Saturday, May 17, 2008

Nation & World

USN Current Issue

The Rise of the Gay Family

More and more American children are growing up with same-sex parents

By Dan Gilgoff
Posted 5/16/04

"We were afraid people out here would be skeptical of us," says Sheri Ciancia, sipping a glass of iced tea outside the four-bedroom house she and her partner bought last fall in Tomball, Texas, a half-hour's drive from Houston. "Afraid they wouldn't let their kids play with ours."

"But we've got to take chances," adds Stephanie Caraway, Ciancia's partner of seven years, sitting next to her on their concrete patio as their 8-year-old daughter, Madison, attempts to break her own record for consecutive bounces on a pogo stick. "We're not going to live in fear."

A trio of neighborhood boys pedal their bikes up the driveway, say hello to the moms, and ask Madison if they can use her bike ramp. The boys cruise up and down the ramp's shallow slopes while Madison continues bouncing, the picture of suburban serenity. Despite their misgivings about relocating from Houston to this tidy subdivision, the family has yet to encounter hostility from their neighbors. "We have to give straight people more credit," Caraway says with a wry smile. "I'm working on that."

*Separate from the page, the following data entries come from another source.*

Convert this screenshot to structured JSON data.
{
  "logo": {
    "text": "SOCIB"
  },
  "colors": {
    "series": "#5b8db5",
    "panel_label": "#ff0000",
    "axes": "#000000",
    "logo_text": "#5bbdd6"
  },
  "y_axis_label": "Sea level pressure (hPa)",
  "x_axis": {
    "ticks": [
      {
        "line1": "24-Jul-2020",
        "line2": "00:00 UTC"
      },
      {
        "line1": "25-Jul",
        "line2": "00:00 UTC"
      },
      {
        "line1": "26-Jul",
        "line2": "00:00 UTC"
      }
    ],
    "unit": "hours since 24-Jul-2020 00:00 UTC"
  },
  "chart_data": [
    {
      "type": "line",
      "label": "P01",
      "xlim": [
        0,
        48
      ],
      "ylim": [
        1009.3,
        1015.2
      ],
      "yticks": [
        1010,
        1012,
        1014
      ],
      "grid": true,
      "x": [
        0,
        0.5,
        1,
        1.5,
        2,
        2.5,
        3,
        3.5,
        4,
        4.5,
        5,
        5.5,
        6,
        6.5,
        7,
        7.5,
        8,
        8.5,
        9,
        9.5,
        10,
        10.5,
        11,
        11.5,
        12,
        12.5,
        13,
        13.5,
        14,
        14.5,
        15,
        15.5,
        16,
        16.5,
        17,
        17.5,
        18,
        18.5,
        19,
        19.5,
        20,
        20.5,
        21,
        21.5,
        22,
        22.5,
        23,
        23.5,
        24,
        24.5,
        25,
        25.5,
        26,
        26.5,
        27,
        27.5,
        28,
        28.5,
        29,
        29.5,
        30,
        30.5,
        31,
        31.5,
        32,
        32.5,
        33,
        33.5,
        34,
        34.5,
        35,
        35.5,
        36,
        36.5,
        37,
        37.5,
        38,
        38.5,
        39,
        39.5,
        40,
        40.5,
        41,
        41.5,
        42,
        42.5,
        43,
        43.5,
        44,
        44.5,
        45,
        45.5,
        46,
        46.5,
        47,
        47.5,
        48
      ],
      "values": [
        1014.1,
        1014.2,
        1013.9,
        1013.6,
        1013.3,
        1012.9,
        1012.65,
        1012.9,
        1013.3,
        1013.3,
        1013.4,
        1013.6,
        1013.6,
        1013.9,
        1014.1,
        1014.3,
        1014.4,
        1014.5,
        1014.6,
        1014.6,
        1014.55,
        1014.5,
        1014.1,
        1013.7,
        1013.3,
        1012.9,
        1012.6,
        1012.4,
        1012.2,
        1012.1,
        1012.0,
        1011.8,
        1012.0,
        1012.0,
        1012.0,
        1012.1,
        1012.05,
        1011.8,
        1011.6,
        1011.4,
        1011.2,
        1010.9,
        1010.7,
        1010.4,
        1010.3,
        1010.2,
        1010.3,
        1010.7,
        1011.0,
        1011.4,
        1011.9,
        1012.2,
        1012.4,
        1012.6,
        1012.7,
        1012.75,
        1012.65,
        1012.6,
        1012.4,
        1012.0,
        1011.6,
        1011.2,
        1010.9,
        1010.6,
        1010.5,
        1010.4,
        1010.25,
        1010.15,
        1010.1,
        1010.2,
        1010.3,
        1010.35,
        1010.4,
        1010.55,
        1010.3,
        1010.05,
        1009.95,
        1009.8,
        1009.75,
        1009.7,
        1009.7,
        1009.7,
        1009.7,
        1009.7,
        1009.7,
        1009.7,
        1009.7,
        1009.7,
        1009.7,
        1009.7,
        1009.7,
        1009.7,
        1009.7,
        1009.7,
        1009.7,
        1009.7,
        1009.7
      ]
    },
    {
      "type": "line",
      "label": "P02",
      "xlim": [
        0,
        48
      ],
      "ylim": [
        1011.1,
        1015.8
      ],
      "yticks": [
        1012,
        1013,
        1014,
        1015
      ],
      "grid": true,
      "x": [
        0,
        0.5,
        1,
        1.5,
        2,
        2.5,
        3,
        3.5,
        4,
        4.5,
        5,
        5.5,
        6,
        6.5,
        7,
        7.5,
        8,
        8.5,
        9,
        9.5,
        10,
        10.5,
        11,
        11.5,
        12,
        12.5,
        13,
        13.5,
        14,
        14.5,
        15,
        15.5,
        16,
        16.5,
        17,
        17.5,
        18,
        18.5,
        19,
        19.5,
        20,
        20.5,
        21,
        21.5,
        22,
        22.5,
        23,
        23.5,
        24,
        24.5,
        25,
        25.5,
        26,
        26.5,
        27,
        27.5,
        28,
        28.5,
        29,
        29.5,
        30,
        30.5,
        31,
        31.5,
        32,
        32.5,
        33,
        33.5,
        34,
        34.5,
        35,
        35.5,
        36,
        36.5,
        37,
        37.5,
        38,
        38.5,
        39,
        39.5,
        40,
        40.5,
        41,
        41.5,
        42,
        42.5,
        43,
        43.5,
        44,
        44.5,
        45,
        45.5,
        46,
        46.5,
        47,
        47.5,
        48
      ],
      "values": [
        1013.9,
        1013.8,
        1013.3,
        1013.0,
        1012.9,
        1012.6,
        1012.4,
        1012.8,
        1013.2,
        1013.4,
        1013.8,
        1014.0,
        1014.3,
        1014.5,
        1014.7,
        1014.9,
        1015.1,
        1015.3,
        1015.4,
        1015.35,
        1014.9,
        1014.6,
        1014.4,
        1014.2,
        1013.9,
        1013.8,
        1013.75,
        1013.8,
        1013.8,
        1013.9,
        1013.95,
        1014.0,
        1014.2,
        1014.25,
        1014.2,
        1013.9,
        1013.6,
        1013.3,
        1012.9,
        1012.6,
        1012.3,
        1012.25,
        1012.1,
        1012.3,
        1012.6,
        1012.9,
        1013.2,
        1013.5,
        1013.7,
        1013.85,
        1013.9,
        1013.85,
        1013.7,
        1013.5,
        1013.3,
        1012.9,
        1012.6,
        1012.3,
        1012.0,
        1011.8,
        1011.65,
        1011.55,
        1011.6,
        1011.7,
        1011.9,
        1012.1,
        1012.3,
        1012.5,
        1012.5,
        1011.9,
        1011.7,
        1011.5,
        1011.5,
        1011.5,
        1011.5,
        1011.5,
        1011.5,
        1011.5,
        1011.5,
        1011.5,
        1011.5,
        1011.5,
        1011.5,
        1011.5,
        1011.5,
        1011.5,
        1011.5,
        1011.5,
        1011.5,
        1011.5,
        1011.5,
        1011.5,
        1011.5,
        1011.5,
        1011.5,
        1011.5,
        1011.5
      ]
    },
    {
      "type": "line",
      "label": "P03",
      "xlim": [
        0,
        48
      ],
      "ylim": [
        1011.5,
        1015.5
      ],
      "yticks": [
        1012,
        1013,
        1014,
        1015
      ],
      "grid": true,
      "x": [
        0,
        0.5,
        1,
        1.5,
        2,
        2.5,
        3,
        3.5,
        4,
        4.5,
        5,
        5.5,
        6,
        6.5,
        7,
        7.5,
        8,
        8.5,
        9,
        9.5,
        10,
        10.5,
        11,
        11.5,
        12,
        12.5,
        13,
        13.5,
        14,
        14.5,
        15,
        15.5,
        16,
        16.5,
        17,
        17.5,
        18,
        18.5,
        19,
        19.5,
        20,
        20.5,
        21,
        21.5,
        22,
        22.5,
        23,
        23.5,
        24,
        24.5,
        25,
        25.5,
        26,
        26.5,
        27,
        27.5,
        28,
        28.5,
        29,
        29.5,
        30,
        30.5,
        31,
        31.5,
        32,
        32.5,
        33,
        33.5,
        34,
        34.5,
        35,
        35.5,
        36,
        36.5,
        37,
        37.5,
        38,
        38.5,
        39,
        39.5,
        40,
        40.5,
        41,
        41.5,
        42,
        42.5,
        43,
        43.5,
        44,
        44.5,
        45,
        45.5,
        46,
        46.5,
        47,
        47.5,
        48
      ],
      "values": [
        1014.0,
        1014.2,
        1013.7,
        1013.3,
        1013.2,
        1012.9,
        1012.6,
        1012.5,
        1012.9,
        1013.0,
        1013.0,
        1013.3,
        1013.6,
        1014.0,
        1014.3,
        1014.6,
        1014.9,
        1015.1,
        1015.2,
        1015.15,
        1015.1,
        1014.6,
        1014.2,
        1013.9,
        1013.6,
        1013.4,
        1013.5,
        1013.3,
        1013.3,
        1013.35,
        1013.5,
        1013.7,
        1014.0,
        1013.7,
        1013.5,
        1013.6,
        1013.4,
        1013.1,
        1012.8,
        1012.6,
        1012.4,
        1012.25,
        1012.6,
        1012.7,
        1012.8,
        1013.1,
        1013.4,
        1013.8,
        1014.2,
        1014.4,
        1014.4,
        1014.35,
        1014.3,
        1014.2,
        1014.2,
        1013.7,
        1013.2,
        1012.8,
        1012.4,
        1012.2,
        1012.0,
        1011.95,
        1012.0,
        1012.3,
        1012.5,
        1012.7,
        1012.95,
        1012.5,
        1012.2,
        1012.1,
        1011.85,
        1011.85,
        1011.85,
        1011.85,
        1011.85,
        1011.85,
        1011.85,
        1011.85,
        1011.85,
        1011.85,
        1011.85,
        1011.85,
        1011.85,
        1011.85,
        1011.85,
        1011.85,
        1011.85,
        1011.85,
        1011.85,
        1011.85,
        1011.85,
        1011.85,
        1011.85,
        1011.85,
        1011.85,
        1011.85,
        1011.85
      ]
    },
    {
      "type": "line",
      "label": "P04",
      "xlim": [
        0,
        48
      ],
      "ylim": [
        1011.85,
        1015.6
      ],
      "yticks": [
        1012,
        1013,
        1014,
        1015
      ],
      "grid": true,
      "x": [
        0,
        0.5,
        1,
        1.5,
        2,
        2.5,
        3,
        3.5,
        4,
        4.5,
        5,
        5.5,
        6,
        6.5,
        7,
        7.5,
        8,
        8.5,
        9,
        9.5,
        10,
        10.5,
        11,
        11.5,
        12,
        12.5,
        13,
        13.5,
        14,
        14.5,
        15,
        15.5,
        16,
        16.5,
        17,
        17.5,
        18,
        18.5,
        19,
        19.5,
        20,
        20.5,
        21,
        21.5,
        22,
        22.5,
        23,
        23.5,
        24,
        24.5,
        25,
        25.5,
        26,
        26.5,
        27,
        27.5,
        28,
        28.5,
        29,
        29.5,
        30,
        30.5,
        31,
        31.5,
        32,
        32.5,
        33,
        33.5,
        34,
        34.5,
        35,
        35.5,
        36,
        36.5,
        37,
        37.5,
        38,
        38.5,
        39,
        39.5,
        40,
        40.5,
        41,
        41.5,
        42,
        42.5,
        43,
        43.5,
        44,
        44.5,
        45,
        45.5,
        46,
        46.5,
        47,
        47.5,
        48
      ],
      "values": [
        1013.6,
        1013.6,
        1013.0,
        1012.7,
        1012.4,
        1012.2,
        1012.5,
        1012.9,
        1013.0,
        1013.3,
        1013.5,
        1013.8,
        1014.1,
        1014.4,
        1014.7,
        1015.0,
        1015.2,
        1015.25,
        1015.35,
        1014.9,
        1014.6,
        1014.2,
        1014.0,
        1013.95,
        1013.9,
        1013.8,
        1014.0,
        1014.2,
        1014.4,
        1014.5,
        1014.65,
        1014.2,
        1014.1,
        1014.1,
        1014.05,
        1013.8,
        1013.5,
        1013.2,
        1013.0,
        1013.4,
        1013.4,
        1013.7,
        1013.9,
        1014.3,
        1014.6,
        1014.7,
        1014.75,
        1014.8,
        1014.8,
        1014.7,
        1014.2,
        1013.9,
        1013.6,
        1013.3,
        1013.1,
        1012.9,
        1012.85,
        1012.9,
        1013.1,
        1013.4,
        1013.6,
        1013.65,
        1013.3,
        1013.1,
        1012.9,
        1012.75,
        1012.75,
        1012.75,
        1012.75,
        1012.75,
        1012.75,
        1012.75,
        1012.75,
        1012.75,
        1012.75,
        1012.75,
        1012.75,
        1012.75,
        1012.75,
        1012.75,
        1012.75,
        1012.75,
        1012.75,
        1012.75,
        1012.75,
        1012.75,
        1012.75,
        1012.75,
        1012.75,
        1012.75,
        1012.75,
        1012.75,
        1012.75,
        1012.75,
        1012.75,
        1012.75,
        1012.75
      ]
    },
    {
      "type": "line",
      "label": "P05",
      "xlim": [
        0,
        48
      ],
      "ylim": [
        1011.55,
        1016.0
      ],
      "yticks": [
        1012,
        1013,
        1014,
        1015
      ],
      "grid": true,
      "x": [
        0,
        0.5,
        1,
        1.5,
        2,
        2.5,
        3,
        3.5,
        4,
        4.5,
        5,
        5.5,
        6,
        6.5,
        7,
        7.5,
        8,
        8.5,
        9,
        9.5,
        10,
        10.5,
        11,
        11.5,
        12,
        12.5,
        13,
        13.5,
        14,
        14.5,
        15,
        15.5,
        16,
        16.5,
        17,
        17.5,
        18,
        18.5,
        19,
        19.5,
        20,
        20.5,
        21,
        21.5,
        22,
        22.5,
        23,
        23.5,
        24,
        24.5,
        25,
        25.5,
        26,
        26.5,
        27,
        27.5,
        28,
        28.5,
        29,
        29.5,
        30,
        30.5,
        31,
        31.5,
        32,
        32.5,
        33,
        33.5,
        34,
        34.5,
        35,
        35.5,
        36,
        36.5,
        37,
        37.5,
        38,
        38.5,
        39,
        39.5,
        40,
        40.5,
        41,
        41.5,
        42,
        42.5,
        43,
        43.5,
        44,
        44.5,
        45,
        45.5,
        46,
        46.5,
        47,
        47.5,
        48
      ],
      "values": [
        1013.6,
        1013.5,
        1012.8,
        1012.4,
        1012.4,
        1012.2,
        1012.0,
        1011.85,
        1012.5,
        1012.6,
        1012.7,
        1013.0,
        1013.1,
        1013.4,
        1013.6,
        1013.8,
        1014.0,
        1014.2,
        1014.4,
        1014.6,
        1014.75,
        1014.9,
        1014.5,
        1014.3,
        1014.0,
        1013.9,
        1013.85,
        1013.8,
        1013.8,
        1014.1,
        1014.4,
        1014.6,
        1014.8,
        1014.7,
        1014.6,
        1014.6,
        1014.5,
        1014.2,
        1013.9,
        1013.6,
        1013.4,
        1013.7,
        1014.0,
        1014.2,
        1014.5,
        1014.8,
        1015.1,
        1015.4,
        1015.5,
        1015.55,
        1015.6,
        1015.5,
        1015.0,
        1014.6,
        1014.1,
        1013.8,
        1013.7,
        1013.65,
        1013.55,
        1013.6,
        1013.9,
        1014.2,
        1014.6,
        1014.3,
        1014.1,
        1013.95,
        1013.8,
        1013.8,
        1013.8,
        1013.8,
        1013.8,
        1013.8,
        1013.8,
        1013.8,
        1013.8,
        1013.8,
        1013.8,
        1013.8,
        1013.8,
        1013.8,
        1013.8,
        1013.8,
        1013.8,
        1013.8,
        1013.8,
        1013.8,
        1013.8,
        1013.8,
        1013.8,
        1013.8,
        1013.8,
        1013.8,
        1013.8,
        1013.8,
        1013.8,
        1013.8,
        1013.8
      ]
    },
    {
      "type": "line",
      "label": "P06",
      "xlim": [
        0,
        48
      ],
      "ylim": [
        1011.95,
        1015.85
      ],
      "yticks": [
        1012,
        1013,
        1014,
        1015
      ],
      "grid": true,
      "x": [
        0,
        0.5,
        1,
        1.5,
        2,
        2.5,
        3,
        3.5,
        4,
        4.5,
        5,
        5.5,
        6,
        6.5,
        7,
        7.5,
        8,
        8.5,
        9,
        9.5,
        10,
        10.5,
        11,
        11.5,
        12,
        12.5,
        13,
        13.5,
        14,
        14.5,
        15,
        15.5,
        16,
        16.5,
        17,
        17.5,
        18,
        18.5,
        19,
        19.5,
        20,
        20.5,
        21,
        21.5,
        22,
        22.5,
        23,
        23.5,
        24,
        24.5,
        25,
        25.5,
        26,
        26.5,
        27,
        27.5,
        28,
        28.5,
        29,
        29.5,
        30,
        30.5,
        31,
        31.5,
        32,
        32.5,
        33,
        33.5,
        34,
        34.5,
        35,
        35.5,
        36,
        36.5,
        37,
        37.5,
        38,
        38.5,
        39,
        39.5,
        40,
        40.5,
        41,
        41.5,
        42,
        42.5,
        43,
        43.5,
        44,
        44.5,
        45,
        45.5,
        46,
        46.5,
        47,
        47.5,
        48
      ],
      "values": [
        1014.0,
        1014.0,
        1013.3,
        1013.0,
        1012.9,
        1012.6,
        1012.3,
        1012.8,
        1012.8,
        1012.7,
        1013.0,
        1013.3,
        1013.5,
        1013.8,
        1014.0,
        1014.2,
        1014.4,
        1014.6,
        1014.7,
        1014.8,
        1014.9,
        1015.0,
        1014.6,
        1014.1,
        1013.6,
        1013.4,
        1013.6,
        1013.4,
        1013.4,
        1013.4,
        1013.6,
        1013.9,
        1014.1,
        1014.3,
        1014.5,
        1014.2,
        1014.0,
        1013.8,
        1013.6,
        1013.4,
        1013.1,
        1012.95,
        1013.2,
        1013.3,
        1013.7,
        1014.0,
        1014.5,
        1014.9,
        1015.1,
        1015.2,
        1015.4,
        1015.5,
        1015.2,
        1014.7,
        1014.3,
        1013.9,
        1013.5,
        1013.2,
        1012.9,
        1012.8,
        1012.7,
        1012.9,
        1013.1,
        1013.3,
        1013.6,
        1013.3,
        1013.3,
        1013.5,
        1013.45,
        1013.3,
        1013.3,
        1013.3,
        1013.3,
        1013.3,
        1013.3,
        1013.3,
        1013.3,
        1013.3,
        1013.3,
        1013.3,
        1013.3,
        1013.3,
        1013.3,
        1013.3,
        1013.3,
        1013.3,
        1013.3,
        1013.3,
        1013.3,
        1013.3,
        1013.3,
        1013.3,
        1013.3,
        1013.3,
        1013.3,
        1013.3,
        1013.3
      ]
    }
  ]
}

Tomball--its roads lined with single-room Baptist churches and the occasional sprawling worship complex, known to some locals as "Jesus malls" --may seem an unlikely magnet for gay couples raising kids. A year before Caraway and Ciancia moved here, activists in the neighboring county got a popular children's book that allegedly "tries to minimize or even negate that homosexuality is a problem" temporarily removed from county libraries. So imagine Caraway's and Ciancia's surprise when, shortly after moving in, their daughter met another pair of moms rollerblading down their block: a lesbian couple who had moved into the neighborhood with their kids just a few months earlier.

Growing. Gay families have arrived in suburban America, in small-town America, in Bible Belt America--in all corners of the country. According to the latest census data, there are now more than 160,000 families with two gay parents and roughly a quarter of a million children spread across some 96 percent of U.S. counties. That's not counting the kids being raised by single gay parents, whose numbers are likely much higher--upwards of a million, by most estimates, though such households aren't tracked.

This week, the commonwealth of Massachusetts will recharge the gay-marriage debate by becoming the first state to offer marriage licenses to same-sex couples. The move has raised the ire of conservatives who believe gay marriage tears at the fabric of society--and earned support from progressives who think gay men and lesbians deserve the same rights as heterosexuals. But the controversy is not simply over the bond between two men or two women; it's about the very nature of the American family.

Gay parents say their families are much like those led by their straight counterparts. "I just say I have two moms," says Madison, explaining how she tells friends about her parents (whom she refers to as "Mom" and "Mamma Sheri" ). "They're no different from other parents except that they're two girls. It's not like comparing two parents with two trees. It's comparing two parents with two other parents."